制作者(webmaster)
野嵜健秀(Takehide Nozaki)
公開
2008-11-30

人格攻撃の空しさ

言爭ひの場で相手をやり込める事だけを目的にするな

論爭それ自體は、「何が正しいのか」を探究する目的でなされるべきだ。そこで飛び交ふ罵聲や皮肉は、附屬物でしかない――と言ふより、さう云ふ意識を持つて、相手の惡口を言ふなら言ふべきだ。

屡々勘違ひしてゐる人がゐるのだが――派手に惡口を言つて相手を凹ませ、相手が默り込んだり、泣き出したりする事を目的としてゐる、意地の惡いだけの惡質な論者が、ウェブには跳梁してゐる。彼らは「與し易し」と見た人間に襲ひかかり、侮辱と嘲笑を浴びせ、相手が潰れるまで攻撃を繰返す。相手が黙らなければ「監視サイト」を作り、粘着行爲・ストーカー行爲を續ける。

――そんな事に何の意味があるのだらう。「有害な人間をウェブから追出す事は崇高な自分の使命である」と、さう云ふ惡質な論者は常に主張するのだが、ストーカー行爲以外の何物でもない。ただの人格攻撃をして快を貪つてゐるだけなのに。彼らは言葉を飾つて自分で自分を美化してゐるだけである。自己の内部の醜さを見よと言ひたいが、彼らは他人の「惡」だけを見ようとして、自分自身を省みる事がない。

ただ「人を攻撃する」だけの論戰は無意味であり、してはならない。その程度の事は當り前の常識にならねばならないが、今のウェブのユーザには、と言ふより、今の日本人には、到底理解されない事かも知れない。日本人には、何が正しいか、と云ふ事には全く興味が無く、その人がどう云ふ人間であるか、にのみ興味を抱く、と云ふ人が極めて多いからだ。

ネットストーカーのやつてゐる人格攻撃も、意外と多くの人に「人物批評」だと呑氣に受取られてゐるらしい。明白なストーカーはそんなにゐなくとも、潛在的にストーカー的な心情を持つてゐる人間は極めて多い。だからこそ意識して自分の内部の異常性は制御しなければならないのだが、今のウェブではその邊の自制心を解放する事こそが「ウェブの醍醐味だ」といつた勘違ひを推奬するやうな「言説」が流布してゐる。

他人を評價するその人もまた、評價される對象である

大體、人の人格を云々しても仕方がない。特に、現に生きてゐる人間の評價をしても始まらない。人の評價は死んでから定まる筈のものだからだ。

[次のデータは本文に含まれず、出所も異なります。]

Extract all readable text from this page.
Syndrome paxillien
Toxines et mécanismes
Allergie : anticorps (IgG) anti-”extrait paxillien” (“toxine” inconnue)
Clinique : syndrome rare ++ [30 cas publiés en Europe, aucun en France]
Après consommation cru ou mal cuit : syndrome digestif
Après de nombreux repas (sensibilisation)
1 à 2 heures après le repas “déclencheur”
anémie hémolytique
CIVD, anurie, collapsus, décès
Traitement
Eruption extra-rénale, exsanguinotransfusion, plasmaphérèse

そもそも、他人の人格を云々するなんて事を面白がつてやつてゐても意味は無い。それで「わかる事」はただ一つだからだ――その「面白がつてやつてゐる人」の事が「解る」。

何うせ人間は他人を自分の解りたいやうにしか解らない。ストーカーは攻撃對象の人間を、自分の望むやうな「嫌な人間」としてしか「解りたがらない」。粘着が言ふ「こんなに惡い人間なのだ」と云ふ主張も、土臺その粘着が氣に入らない人間を、自分の望む「惡い人間」に仕立て上げてゐるに過ぎない。

人間が見た人間の像等と言ふものは所詮全て虚像であり、實際の人間そのものではない。惡意を通せば相手は「惡意の塊」になるだけだ。結局自分自身を相手に投影してゐるに過ぎない。それが解らないで執拗に他人に粘着し、嫌がらせを仕掛けて、まるで自分はいい事をしてゐるかのやうに誇つてゐる論者が、最近のウェブでは目立つてゐる。いい氣なものだと思ふ。